Der Verbraucherzentrale Bundesverband hat Klage gegen die DHL Paket GmbH eingereicht. Das Verfahren wurde Anfang März beim Landgericht Köln angestoßen und richtet sich gegen eine Praxis bei der Zustellung von Paketsendungen. Nach Ansicht der Verbraucherschützer werden Empfänger derzeit faktisch dazu gedrängt, die offizielle „Post & DHL“-Applikation auf einem Smartphone zu installieren.
App-Pflicht unzulässig
Konkret geht es um Fälle, in denen Pakete nicht direkt zugestellt werden können und stattdessen in einer Packstation hinterlegt werden. Befindet sich die Sendung in einer Station, die ausschließlich per Smartphone gesteuert wird, können Empfänger ihre Lieferung nur über die Applikation öffnen. Ohne installierte Anwendung bleibt der Zugriff auf das Paket damit verwehrt.
Die Verbraucherschützer sehen darin einen unzulässigen Zwang zur Nutzung einer bestimmten digitalen Applikation.

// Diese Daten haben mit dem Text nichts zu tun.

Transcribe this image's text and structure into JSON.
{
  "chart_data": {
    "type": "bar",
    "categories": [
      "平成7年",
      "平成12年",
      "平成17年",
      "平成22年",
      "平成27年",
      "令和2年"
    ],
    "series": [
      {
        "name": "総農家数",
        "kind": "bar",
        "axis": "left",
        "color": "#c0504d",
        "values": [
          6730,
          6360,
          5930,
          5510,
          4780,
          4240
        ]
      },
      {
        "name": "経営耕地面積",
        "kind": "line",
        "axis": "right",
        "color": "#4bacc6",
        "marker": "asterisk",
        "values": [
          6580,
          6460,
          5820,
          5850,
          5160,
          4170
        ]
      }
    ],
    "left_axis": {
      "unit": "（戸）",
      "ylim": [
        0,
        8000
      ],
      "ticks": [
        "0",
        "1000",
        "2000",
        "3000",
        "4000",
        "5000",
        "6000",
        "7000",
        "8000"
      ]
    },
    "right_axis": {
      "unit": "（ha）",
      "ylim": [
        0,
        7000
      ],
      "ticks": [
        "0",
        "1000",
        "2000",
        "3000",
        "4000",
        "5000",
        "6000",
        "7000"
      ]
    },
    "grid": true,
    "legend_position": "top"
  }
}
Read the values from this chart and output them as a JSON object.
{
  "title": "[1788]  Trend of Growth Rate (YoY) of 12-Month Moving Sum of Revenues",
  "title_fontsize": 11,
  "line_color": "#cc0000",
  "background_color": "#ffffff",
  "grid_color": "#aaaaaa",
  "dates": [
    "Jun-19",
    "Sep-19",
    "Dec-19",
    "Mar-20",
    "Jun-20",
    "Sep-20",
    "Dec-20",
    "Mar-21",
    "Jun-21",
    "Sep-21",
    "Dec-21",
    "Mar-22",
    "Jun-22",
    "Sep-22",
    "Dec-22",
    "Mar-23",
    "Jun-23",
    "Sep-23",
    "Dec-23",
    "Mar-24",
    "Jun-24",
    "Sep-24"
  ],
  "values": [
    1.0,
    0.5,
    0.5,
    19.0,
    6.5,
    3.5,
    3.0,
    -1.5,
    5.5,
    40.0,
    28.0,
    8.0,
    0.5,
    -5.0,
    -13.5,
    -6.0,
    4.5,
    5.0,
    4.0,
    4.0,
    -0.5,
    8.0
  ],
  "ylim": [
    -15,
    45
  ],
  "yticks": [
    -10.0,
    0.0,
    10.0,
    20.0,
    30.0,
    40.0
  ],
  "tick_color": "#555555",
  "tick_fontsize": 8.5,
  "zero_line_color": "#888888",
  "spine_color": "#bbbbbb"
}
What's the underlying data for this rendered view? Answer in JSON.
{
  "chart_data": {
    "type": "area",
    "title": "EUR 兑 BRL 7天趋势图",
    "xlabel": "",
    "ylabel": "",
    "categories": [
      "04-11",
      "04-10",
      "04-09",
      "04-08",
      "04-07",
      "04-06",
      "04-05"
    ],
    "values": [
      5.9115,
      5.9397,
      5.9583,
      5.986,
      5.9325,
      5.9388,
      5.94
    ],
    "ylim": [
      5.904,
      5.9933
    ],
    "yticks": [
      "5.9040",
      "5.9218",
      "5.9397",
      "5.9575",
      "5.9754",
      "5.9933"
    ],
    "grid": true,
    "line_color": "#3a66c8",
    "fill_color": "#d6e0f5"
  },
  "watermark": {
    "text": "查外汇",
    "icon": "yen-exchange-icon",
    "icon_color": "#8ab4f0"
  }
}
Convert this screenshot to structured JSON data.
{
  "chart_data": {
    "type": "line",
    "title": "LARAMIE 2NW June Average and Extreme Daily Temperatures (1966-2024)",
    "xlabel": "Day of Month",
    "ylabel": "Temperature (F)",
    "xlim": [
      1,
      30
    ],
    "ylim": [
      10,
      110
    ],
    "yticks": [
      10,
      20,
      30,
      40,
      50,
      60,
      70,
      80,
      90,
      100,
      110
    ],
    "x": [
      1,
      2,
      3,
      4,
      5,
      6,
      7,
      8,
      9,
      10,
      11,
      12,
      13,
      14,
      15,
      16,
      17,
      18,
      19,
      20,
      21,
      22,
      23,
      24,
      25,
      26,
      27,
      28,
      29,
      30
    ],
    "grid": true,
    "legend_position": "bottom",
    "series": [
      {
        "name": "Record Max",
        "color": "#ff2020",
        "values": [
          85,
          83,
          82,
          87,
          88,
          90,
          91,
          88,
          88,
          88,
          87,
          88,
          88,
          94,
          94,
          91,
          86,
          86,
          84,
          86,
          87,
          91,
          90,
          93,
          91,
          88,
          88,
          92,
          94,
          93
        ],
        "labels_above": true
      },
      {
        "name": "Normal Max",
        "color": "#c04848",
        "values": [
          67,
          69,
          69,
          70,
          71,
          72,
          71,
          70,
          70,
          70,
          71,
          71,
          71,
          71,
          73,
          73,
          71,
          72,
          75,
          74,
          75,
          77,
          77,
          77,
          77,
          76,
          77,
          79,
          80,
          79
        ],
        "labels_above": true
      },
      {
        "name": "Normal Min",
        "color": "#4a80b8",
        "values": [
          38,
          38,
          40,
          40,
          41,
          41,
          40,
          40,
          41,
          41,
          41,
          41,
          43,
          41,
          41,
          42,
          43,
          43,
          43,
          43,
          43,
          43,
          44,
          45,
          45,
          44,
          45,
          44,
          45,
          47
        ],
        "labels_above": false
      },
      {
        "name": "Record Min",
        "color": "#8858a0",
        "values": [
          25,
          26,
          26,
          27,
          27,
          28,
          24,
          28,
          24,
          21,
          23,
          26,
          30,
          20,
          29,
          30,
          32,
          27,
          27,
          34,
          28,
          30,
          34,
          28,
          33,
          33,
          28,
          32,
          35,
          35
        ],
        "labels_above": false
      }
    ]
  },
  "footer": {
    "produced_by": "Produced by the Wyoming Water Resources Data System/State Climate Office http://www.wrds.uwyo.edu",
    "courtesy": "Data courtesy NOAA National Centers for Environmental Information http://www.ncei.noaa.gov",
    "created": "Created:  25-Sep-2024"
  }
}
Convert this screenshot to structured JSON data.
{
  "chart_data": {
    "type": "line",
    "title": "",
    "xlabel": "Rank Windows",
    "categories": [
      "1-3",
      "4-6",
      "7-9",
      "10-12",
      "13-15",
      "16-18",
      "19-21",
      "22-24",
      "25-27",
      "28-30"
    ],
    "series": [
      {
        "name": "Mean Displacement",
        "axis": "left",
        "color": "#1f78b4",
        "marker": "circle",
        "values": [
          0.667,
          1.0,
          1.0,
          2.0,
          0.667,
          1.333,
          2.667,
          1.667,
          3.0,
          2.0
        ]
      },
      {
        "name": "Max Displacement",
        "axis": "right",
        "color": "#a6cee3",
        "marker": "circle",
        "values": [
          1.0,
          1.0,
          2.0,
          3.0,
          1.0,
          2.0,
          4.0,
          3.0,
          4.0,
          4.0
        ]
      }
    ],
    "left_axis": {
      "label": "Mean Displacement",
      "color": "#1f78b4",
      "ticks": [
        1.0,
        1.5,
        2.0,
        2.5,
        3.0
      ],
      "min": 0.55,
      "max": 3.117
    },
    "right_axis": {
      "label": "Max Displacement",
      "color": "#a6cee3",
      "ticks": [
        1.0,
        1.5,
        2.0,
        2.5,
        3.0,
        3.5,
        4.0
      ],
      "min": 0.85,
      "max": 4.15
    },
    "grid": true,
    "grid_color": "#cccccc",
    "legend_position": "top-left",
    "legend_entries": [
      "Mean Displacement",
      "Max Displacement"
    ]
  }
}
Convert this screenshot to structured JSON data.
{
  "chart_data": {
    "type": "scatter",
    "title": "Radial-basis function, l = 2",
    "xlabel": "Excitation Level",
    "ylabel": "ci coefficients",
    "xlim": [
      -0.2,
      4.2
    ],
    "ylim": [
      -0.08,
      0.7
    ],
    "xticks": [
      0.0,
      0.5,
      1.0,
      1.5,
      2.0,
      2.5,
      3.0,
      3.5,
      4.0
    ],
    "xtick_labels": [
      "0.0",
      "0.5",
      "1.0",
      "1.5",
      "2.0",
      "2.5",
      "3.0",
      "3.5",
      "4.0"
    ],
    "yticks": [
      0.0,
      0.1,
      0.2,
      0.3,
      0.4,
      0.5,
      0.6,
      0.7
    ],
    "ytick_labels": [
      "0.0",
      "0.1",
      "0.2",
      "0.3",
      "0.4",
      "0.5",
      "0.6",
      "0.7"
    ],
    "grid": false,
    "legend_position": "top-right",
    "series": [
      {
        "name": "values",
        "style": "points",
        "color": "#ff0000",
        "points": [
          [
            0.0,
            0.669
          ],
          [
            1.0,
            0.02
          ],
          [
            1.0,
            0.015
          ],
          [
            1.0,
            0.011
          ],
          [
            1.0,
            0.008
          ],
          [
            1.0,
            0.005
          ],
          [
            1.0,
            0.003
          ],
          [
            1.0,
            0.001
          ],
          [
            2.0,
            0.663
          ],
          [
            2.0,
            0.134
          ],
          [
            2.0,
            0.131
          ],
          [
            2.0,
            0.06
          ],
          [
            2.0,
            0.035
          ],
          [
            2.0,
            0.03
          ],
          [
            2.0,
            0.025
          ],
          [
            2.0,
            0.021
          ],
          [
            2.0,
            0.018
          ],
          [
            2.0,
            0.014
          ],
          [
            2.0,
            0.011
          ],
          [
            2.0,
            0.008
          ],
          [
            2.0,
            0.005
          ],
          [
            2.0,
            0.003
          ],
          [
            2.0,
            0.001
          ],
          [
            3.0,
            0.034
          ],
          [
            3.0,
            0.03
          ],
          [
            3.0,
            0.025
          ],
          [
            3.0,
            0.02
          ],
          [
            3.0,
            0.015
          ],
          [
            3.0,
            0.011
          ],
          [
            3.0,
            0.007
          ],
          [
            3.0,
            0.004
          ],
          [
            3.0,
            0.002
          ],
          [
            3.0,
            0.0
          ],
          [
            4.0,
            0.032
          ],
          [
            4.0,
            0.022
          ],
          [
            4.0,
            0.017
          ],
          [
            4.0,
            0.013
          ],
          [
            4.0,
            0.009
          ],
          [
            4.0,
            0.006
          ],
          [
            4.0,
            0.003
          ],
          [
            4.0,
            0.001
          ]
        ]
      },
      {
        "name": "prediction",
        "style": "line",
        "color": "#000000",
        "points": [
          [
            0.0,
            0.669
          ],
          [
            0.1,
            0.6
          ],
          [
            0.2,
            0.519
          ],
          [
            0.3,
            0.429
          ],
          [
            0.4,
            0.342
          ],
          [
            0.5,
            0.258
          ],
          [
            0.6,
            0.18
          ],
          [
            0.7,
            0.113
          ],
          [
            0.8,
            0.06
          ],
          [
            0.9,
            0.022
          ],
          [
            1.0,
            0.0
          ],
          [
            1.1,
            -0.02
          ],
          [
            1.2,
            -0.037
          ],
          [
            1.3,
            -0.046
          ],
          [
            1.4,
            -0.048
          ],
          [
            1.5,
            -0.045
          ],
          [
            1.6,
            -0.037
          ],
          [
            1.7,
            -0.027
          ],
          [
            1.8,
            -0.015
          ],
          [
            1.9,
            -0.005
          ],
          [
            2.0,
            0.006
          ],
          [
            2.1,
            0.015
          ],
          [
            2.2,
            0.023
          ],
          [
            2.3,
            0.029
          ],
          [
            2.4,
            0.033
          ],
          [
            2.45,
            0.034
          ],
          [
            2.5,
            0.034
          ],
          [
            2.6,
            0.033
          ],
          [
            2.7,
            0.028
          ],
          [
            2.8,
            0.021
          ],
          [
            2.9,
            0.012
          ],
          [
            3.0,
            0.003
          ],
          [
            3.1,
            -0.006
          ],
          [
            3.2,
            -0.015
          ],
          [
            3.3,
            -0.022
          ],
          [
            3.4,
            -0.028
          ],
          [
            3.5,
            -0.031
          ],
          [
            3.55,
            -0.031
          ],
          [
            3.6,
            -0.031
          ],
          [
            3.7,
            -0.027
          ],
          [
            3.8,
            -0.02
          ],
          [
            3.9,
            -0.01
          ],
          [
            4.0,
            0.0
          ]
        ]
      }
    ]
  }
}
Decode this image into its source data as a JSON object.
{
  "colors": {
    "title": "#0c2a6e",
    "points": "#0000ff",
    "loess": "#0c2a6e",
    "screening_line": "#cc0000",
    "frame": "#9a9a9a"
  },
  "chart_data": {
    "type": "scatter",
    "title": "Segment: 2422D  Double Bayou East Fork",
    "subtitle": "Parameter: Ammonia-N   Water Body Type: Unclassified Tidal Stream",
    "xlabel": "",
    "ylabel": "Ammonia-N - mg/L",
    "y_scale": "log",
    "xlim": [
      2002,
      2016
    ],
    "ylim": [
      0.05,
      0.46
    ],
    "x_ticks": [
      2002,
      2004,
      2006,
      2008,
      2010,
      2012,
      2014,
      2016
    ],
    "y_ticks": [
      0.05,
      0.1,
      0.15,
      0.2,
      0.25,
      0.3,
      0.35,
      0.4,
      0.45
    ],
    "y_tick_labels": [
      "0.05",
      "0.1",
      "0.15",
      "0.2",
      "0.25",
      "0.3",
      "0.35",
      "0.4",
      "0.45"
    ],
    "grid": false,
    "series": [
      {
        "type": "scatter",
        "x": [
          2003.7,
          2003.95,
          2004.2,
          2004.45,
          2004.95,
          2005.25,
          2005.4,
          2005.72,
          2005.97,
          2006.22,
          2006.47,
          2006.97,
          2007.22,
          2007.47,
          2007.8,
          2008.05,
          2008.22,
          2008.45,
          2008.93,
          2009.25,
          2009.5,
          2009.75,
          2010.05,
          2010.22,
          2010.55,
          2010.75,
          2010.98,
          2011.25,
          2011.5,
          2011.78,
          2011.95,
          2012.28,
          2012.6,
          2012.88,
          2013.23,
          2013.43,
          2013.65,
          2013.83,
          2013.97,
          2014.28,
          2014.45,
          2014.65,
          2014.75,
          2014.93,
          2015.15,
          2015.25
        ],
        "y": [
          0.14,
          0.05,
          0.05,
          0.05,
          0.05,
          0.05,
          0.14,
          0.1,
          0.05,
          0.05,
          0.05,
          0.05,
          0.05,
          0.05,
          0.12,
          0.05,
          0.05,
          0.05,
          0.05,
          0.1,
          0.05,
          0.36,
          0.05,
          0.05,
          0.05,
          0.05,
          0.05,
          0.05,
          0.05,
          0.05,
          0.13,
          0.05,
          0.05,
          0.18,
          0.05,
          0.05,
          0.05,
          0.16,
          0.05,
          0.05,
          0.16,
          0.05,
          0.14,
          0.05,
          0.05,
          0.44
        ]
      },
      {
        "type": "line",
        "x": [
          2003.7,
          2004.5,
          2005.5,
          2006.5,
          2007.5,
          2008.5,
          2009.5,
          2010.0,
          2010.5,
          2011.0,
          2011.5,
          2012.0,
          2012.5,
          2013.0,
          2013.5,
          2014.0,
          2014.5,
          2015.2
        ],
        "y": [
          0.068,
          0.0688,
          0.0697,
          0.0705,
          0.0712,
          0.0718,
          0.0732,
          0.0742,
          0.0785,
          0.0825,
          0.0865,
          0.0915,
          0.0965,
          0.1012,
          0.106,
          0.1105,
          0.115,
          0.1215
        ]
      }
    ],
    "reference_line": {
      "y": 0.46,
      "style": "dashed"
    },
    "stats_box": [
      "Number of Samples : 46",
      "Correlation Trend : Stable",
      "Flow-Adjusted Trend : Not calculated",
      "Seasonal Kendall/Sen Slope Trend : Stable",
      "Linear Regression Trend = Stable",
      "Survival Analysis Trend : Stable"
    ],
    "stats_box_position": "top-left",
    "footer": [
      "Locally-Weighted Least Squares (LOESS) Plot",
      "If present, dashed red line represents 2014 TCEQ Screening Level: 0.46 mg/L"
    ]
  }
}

Mit der Klage soll erreicht werden, dass DHL diese Praxis künftig unterlässt.
Packstationen wurden umgebaut
Der Streit steht im Zusammenhang mit einer umfassenden Umstellung der Packstation-Infrastruktur. Die Deutsche Post arbeitet seit mehreren Jahren daran, ihre Automaten stärker auf die Nutzung per Smartphone auszurichten. Bereits zuvor hatte das Unternehmen angekündigt, die „Post & DHL“-Applikation zur zentralen Schnittstelle für viele Funktionen der Packstationen zu machen.
Parallel dazu wurden ältere Automaten technisch angepasst. Bei zahlreichen Geräten entfernte der Betreiber Drucker, Scanner und Eingabefelder. Stattdessen erfolgt die Bedienung über eine Bluetooth-Verbindung zwischen Smartphone und Packstation. Der Nutzer öffnet das Fach über die Applikation, während die Station selbst kaum noch Bedienelemente besitzt.
Diese Entwicklung hatte bereits in der Vergangenheit Kritik ausgelöst. Datenschützer und Verbraucherschützer bemängelten, dass Menschen ohne Smartphone von der Nutzung ausgeschlossen werden könnten. Gleichzeitig argumentiert der Betreiber, dass die App-basierte Steuerung Abläufe vereinfacht und neue Funktionen ermöglicht.
Mit der aktuellen Klage rückt nun eine konkrete Zustellpraxis in den Mittelpunkt. Das Gericht in Köln muss klären, ob es zulässig ist, nicht zustellbare Pakete in Stationen zu hinterlegen, die nur über eine Smartphone-Applikation bedient werden können.